Individual plants within a stand of thistles can grow at different rates. Try to time your mowing to get most of the flower heads at the right stage or err a little bit on the early side so fewer flowers are likely to go to seed. You can walk through a thistle stand before mowing and pull out the plants with opened flowers or cut off the ripe flowerheads. Put these into a container for disposal. To avoid throwing more material into the landfill, I usually stockpile mature/pulled thistle plants in the corral where the cattle eat and stomp on them. Even though some may continue to develop to mature seeds, if they germinate next year, they are likely to get beaten by the cattle again, or at least I can attack them all at once in one spot.

In conclusion, carefully time mowing of thistles and expect to repeat it several times in the summer. Soon, I will describe techniques to avoid harming wildlife while mowing, sheet mulching and how to tell if a seed is ripe.

See also:
Italian thistle, Carduus pycnocephalus
Purple starthistle, Centaurea calcitrapa
Milk thistle, Silybum marianum
  • Weeds of California and Other Western States, Joseph M. Ditomaso, Evelyn A. Healy, 2007, University of California, Division of Agriculture and Natural Resources.

--- This flat field in Pasture 1 was probably cultivated in the past, but now hosts a big stand of milk thistles. The crew mows it with a tractor. We call it "the deer golf-tee". --->


  1. It is May 1 here in Marin County and we are getting serious about italian thistles here on our ranch.

    Do I understand from your post that the only way to avoid viable seeds is to mow the thistles BEFORE you see any purple flower at all ?

    A lot of ours have little purple flowers on the top, but I figured we still had some months to go before those seeds in there were actually viable - they would need to be pollinated, and then grow into viable seeds, or so I thought.

    We are mowing them all now, regardless, but I am curious if I am just mowing a bunch of viable seeds into the ground, or if the early, small, tight purple flowers are benign ?

    Thanks very much for these useful posts...

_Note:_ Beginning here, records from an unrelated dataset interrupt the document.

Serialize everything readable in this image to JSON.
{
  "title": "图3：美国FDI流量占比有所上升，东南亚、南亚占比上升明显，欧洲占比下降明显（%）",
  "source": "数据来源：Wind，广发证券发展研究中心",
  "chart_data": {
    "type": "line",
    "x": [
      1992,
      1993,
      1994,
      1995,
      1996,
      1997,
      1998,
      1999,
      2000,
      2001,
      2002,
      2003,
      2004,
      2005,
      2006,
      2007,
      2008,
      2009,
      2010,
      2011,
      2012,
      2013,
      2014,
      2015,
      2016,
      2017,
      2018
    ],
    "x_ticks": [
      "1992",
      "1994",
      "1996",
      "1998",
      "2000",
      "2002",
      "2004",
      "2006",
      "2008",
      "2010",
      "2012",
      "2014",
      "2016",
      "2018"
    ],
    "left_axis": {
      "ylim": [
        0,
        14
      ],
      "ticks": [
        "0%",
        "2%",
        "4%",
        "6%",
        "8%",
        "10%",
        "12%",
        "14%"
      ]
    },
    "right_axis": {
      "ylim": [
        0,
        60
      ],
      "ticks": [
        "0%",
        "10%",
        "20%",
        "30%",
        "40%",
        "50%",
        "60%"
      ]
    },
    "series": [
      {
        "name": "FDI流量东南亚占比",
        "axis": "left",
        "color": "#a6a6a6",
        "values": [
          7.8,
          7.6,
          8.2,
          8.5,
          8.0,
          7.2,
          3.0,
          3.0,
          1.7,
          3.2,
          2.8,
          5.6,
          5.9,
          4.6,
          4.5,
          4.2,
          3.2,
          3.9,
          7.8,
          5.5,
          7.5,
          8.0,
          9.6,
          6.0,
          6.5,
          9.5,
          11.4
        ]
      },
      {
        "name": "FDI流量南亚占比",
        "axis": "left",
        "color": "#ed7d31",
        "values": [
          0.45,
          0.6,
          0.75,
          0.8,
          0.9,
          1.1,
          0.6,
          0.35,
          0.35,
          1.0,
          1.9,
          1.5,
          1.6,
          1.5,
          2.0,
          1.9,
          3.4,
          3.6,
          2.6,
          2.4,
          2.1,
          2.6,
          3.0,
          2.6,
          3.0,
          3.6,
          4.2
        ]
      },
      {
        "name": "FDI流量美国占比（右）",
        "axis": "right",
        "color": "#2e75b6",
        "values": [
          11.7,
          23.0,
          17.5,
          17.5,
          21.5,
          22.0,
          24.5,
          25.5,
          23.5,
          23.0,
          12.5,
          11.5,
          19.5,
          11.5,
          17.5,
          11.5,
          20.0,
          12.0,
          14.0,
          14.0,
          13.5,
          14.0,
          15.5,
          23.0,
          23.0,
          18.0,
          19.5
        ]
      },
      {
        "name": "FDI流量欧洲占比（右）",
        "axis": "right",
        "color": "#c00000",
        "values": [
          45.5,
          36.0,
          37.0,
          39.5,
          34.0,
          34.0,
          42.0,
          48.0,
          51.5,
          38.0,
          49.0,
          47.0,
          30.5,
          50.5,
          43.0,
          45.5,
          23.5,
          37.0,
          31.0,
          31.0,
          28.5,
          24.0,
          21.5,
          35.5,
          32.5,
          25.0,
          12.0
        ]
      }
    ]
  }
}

  2. Marin Rancher: for most annual thistles, mowing a stand just as you see the flower color popping out of the bud (purple for Italian thistle) is a good time. It is before the flower heads are open enough to pollinate and allow seeds to become viable. It is also late enough that some if not many of the plants may not push up multiple stems as vigorously from their cut base. Some will still push out new growth, so expect to have to mow again and maybe a third time but maybe not this summer because of the low rains. I am in the 4th year of controlling thistles in one plot with pulling and mowing and I can really see the difference this year. Make sure to read Thistle Logic post to help you develop a multiyear strategy and patience.